War, media business and intoxication
After the outraged hype generated by Blair and his ministers over the 15 British sailors who were "paraded" on Iranian TV, the Ministry of Defence has now allowed them to be "paraded" in the British tabloids -as part of six-digit deals.
Ironically this is being presented as some sort of "compensation" for what the 15 went through. Of course, for the powers that be, there cannot be anything wrong with this, since anything can be bought and sold in their society!
However, coming from a government which has no concern for the fate of the soldiers it sends to the killing fields of Iraq, this is not innocent.
Indeed, what does it care about the mental disarray of men and women who were ordered to turn their weapons against the Iraqi people they were supposed to "free"? Or about the ordeal experienced by wounded soldiers returning from Iraq, which may still be shrouded in secrecy, but is, nonetheless, nothing short of a scandal. And what does it care, of course, about those who will have lost their lives just to tighten the stranglehold of a handful of big City players over the Middle-East?

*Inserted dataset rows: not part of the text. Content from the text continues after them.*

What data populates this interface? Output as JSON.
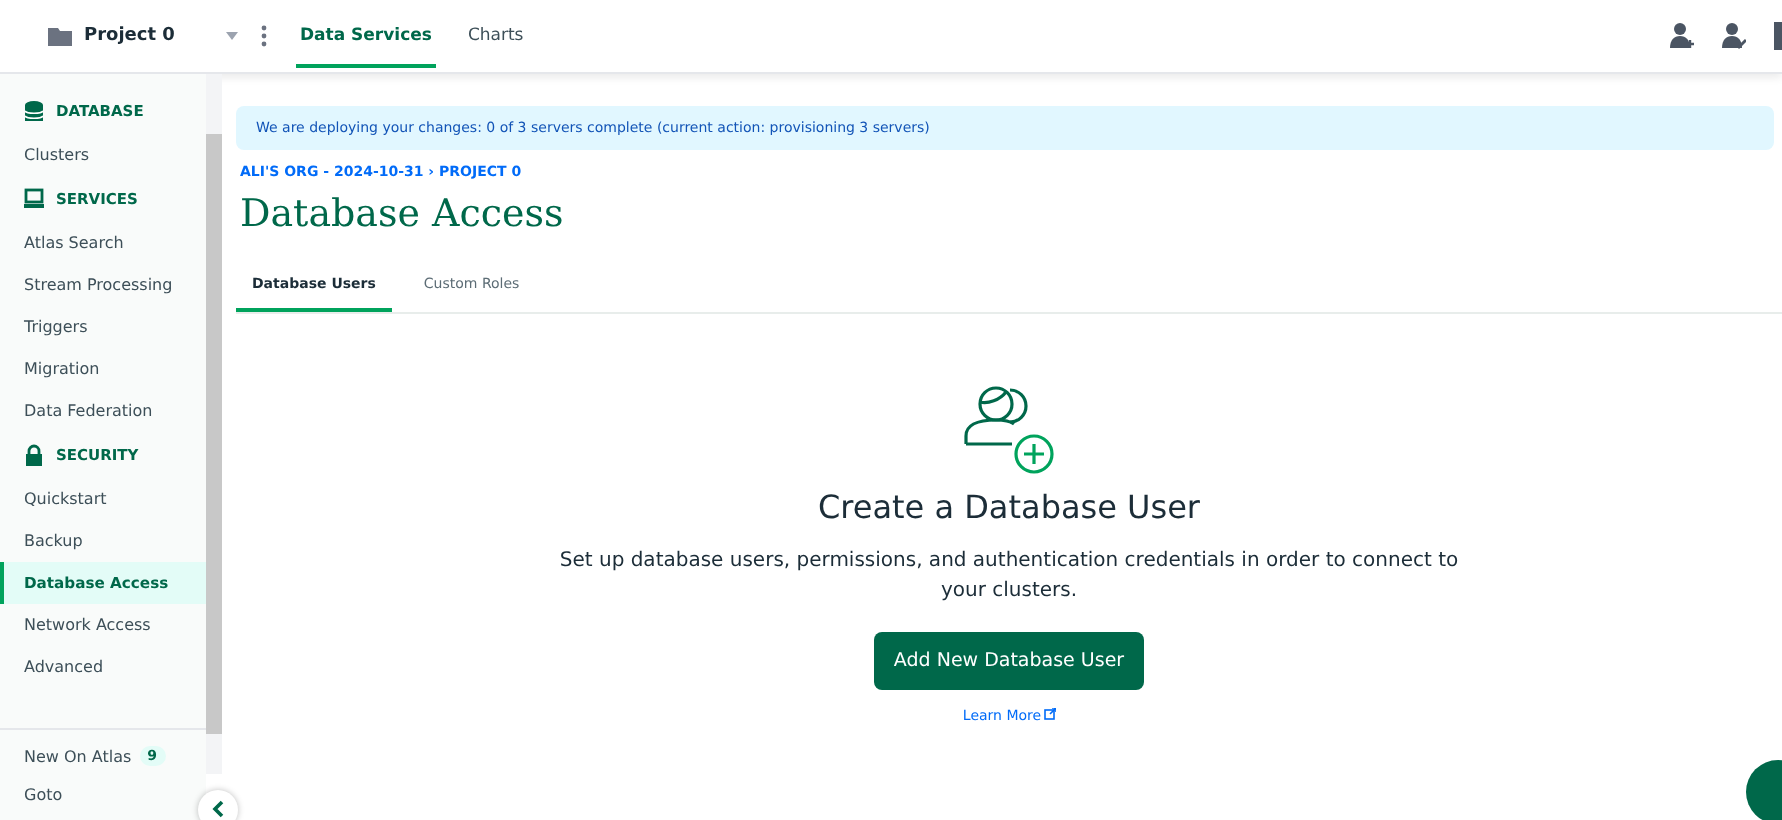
{
  "project": {
    "name": "Project 0"
  },
  "top_tabs": [
    {
      "label": "Data Services",
      "selected": true
    },
    {
      "label": "Charts",
      "selected": false
    }
  ],
  "sidebar": {
    "items": [
      {
        "kind": "section",
        "label": "DATABASE"
      },
      {
        "kind": "item",
        "label": "Clusters",
        "selected": false
      },
      {
        "kind": "section",
        "label": "SERVICES"
      },
      {
        "kind": "item",
        "label": "Atlas Search",
        "selected": false
      },
      {
        "kind": "item",
        "label": "Stream Processing",
        "selected": false
      },
      {
        "kind": "item",
        "label": "Triggers",
        "selected": false
      },
      {
        "kind": "item",
        "label": "Migration",
        "selected": false
      },
      {
        "kind": "item",
        "label": "Data Federation",
        "selected": false
      },
      {
        "kind": "section",
        "label": "SECURITY"
      },
      {
        "kind": "item",
        "label": "Quickstart",
        "selected": false
      },
      {
        "kind": "item",
        "label": "Backup",
        "selected": false
      },
      {
        "kind": "item",
        "label": "Database Access",
        "selected": true
      },
      {
        "kind": "item",
        "label": "Network Access",
        "selected": false
      },
      {
        "kind": "item",
        "label": "Advanced",
        "selected": false
      }
    ],
    "footer": [
      {
        "label": "New On Atlas",
        "badge": "9"
      },
      {
        "label": "Goto"
      }
    ]
  },
  "banner": "We are deploying your changes: 0 of 3 servers complete (current action: provisioning 3 servers)",
  "breadcrumb": "ALI'S ORG - 2024-10-31 › PROJECT 0",
  "page_title": "Database Access",
  "tabs": [
    {
      "label": "Database Users",
      "selected": true
    },
    {
      "label": "Custom Roles",
      "selected": false
    }
  ],
  "empty_state": {
    "title": "Create a Database User",
    "text": "Set up database users, permissions, and authentication credentials in order to connect to your clusters.",
    "button": "Add New Database User",
    "link": "Learn More"
  }
}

If, for once, this government had any concern for the fate of these 15 soldiers, the MoD's huge budget would have been enough to grant them a more dignified compensation, including a decent job away from the bloody chaos of Iraq.

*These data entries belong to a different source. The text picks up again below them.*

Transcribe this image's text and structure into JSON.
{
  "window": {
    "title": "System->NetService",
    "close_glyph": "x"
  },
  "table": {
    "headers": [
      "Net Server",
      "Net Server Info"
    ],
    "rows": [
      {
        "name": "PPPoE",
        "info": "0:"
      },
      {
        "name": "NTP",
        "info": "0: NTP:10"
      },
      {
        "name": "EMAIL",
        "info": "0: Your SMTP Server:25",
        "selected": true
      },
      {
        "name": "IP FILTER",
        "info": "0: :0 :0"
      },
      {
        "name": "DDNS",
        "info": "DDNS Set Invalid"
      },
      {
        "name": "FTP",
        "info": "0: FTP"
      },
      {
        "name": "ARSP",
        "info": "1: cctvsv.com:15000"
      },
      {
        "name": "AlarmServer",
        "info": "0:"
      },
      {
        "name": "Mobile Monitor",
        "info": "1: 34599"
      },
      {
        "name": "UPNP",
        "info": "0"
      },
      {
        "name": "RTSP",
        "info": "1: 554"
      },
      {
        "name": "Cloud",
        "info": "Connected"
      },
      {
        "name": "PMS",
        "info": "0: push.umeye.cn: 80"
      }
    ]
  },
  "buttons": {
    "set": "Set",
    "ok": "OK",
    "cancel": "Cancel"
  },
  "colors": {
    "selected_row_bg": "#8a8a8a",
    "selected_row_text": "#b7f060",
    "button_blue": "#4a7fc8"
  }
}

But the whole point of this is elsewhere. Over the past 4 years Blair and Brown have been waging a criminal war against the Iraqi people. But, at the same time, they have been waging a propaganda war against the rest of us. This media business is part of this propaganda war - to give credit to the idea that the Iranians are the "bad guys" and British commanders the "good guys". The trouble is that, whatever ministers may say or get the soldiers to claim, no-one will ever believe that they were closer to Britain's territorial waters than to Iran's.
The point is that British troops have nothing to do anywhere in the Middle East and they should be withdrawn now!